By VG Cabuag
Ayala Land Inc. (ALI) on Tuesday vowed to complete the initial development work, or phase one, of its P80-billion ARCA South project in Taguig City, which had been accelerated as a result of high demand.
Company officials said they have already spent about half of the budget for the development of the project in the former Food Terminal Inc. complex.
Phase-one development includes roadwork, utilities and other infrastructure, which are now 70- percent complete. The entire project was seen completed by the end of the year, said Stephen Comia, the company’s project development manager of its strategic land-bank management group.
“First movers to ARCA South have a distinct advantage. Their foresight has led them to an area that will be driving unprecedented growth in the south. Land values appreciated by 39 percent in less than a year,” he said.
He added, however, that real- estate prices in ARCA South are at a 30-percent discount compared with prices at Bonifacio Global City, which is a separate development project of ALI.
Development at ARCA South was conceptualized at 50-50 commercial and residential mix. Commercial lots, averaging 2,500 square meters, have been sold out across the estate.
The commercial block is situated along the main boulevard that connects to the proposed Skyway C5/C6 connector road.
The initial phase of commercial activity will be kicked off by its shopping mall, the first two towers of the ARCA South Corporate Center and the 265-room Seda Hotel ARCA South. All three components have ongoing excavation works and will be completed by 2018.
The Ayala Malls will be a four-level structure and will have around 350 stores, plus a supermarket, a department store and four cinemas.
ARCA South Corporate Center will offer 24/7 tenant operations and access to major transport channels, making it ideal for business-process outsourcing (BPO).
The buildings will have about eight floors that rise from the retail component in the lower level.
Comia said the company has managed to accelerate some of the project’s components, such as the office buildings, which may start operating one to two buildings by 2017 and four buildings by 2018, as a result of demand from the BPO firms.
The company will open one building a year, starting in 2017.
All three Ayala residential brands, namely, Ayala Land Premier, Alveo and Avida, will also be in the development.
“They have allowed us to attract different markets to ARCA South by offering a wider range of residential projects. All three brands launched individual projects just last year. Across all three, we already have about 71-percent sales take-up,” Comia said. ARCA South will be the main beneficiary of two government roadway projects that will further increase accessibility to the estate.
The Intermodal Transport System, a bus-terminal system that will accommodate as much as 4,000 buses and 200,000 commuters, is in the bidding process.
The Skyway C5/C6 connector project that will provide one other exit to Makati City is currently undergoing engineering design.

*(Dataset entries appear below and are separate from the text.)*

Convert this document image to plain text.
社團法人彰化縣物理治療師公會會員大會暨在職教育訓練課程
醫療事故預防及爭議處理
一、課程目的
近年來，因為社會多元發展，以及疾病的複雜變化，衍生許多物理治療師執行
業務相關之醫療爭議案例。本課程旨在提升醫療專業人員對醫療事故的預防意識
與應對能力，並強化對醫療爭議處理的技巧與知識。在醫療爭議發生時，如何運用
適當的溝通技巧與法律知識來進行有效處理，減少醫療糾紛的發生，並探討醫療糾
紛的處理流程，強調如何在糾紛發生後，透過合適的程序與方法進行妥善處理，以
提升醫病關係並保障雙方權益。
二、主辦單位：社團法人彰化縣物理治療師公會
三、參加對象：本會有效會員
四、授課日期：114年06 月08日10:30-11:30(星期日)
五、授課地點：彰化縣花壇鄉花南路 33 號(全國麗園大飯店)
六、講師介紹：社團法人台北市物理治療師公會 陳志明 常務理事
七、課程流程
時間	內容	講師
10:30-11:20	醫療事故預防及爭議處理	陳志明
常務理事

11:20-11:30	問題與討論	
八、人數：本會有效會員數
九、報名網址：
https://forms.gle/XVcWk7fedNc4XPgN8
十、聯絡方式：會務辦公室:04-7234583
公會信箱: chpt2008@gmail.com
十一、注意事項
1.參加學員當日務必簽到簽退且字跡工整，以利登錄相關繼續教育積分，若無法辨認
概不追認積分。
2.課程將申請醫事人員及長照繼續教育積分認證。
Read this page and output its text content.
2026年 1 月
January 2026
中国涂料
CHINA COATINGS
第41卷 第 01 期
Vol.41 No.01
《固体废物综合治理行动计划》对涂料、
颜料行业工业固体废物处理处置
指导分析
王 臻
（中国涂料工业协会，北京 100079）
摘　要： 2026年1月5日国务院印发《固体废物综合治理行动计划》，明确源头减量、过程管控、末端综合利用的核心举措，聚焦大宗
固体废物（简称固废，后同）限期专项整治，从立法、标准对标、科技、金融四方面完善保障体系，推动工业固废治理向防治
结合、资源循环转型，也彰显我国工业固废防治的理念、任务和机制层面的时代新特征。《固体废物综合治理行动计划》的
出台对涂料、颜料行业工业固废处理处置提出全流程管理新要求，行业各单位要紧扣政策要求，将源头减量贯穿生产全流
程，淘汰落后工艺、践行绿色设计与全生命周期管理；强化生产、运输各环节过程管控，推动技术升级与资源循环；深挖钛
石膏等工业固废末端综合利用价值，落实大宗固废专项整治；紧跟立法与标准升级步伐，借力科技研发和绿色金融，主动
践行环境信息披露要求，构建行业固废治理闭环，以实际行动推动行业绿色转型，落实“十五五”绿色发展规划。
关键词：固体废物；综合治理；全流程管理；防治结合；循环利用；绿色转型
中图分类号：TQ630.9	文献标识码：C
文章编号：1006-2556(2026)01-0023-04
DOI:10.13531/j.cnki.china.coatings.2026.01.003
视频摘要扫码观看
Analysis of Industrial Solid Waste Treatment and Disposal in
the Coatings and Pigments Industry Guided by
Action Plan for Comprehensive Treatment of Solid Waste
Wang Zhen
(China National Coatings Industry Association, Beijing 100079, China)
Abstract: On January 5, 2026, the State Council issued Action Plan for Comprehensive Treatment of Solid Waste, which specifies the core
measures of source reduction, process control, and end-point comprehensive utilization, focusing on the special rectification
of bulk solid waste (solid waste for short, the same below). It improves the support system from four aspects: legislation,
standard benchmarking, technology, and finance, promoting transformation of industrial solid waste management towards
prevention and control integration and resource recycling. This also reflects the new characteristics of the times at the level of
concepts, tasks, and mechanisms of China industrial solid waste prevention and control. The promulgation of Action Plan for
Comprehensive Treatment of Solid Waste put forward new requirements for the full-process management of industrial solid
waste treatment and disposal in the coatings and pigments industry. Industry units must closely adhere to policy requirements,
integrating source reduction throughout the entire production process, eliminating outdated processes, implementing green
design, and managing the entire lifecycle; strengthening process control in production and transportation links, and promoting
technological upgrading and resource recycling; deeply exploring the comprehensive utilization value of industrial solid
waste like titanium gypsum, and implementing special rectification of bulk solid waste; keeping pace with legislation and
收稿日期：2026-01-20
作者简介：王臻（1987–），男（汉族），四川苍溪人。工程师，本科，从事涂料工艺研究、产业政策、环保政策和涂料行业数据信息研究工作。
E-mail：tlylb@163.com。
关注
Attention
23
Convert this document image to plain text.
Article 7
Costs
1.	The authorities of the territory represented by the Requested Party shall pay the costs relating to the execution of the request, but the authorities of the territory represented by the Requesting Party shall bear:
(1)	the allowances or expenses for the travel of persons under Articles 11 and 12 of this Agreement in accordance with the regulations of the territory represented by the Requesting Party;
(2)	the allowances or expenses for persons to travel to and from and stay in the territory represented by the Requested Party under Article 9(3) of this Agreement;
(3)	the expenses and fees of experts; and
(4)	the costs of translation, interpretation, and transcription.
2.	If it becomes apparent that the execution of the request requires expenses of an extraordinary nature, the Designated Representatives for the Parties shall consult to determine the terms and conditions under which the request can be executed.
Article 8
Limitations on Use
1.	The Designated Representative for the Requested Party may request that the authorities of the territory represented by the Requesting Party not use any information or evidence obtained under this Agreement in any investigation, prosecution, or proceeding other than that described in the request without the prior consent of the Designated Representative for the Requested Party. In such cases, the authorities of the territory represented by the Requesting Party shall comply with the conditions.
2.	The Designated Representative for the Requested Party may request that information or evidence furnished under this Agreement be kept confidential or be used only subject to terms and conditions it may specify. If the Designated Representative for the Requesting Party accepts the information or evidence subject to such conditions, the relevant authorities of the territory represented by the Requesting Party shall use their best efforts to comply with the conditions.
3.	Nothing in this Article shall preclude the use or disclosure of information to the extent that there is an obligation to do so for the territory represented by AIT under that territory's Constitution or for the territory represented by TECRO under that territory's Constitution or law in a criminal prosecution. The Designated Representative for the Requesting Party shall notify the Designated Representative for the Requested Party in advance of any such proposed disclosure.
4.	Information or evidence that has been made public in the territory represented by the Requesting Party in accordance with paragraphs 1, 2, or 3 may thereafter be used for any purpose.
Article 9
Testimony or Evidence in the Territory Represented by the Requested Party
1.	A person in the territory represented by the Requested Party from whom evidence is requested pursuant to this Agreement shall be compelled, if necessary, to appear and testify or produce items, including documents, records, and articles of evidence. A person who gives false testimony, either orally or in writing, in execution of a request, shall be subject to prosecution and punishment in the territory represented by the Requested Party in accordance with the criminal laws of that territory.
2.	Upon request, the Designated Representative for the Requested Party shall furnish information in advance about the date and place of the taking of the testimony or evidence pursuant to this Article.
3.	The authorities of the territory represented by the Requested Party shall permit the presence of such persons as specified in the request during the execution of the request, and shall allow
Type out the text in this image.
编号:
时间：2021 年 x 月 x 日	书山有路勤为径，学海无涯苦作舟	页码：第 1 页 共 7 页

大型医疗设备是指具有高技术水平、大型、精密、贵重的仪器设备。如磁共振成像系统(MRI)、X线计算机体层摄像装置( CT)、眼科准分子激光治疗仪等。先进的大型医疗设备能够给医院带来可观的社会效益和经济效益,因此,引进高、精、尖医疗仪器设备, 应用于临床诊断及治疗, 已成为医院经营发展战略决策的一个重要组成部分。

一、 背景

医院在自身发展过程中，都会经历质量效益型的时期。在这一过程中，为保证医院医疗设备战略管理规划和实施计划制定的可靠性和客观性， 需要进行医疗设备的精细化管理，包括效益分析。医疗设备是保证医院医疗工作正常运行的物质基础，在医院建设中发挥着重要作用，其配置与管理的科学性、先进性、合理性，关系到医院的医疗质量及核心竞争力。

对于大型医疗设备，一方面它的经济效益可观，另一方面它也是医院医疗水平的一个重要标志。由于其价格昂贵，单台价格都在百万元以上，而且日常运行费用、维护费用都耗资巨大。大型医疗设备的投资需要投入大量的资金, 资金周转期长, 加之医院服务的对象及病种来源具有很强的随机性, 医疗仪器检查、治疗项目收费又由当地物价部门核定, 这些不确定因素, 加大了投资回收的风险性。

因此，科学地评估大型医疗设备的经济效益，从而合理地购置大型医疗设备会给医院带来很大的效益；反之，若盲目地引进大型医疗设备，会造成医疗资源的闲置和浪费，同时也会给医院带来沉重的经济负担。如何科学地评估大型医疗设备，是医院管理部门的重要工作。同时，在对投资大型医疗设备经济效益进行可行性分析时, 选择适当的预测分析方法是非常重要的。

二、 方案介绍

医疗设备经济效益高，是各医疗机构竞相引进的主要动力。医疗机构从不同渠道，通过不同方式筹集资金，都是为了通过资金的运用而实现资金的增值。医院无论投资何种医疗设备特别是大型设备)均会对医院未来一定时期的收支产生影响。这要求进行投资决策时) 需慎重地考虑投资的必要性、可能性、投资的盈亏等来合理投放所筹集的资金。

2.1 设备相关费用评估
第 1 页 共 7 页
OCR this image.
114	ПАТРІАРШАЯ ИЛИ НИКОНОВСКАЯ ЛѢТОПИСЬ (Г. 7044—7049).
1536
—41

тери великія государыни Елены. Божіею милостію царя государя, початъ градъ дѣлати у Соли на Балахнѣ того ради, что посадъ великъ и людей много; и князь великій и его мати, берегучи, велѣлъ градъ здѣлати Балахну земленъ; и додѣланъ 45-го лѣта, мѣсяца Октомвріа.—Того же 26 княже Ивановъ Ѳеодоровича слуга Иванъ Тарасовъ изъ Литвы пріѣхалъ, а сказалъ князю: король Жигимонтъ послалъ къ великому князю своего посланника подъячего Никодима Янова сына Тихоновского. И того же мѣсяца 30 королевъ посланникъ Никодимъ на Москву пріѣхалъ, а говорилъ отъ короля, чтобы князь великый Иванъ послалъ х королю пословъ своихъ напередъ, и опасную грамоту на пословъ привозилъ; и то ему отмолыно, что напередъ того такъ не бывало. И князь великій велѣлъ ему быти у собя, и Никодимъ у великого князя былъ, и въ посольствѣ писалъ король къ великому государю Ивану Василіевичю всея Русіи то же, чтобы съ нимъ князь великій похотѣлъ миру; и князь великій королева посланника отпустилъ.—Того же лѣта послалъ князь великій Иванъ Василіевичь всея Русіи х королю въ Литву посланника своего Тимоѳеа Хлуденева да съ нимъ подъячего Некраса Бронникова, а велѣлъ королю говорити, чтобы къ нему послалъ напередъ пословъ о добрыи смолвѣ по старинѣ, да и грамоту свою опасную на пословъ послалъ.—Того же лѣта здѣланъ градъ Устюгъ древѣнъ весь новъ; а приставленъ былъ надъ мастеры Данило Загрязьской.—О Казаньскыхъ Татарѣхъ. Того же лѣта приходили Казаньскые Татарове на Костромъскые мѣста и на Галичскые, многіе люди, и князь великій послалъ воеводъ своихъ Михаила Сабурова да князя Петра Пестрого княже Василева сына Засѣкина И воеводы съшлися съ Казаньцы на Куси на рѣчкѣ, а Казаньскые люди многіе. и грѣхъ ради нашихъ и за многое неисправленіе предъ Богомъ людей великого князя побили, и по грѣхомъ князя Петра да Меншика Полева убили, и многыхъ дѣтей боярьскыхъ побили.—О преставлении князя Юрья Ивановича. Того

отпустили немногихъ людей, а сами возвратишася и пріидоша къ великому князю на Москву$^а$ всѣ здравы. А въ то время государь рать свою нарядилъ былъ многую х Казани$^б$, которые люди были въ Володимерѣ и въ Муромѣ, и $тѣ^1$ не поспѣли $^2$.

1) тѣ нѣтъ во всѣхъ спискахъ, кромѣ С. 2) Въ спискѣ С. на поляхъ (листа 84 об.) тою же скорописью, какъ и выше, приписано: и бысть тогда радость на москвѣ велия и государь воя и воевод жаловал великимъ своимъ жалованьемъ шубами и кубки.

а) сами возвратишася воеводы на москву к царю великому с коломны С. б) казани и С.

Comia said all of these developments cover some 29 hectares, which is about three times the size of the Bonifacio Global City.
Of the total P80-billion investment; some 45 percent, or P36 billion, will be for land cost and land development, 21 percent, or P17 billion, will be for residential; and 34 percent, or P27 billion, will be for leasing, such as retail, office and hotel spaces.
The first phase entails the development of 29 hectares, while the remaining 45 hectares, which forms the second phase of the project, is still to be announced.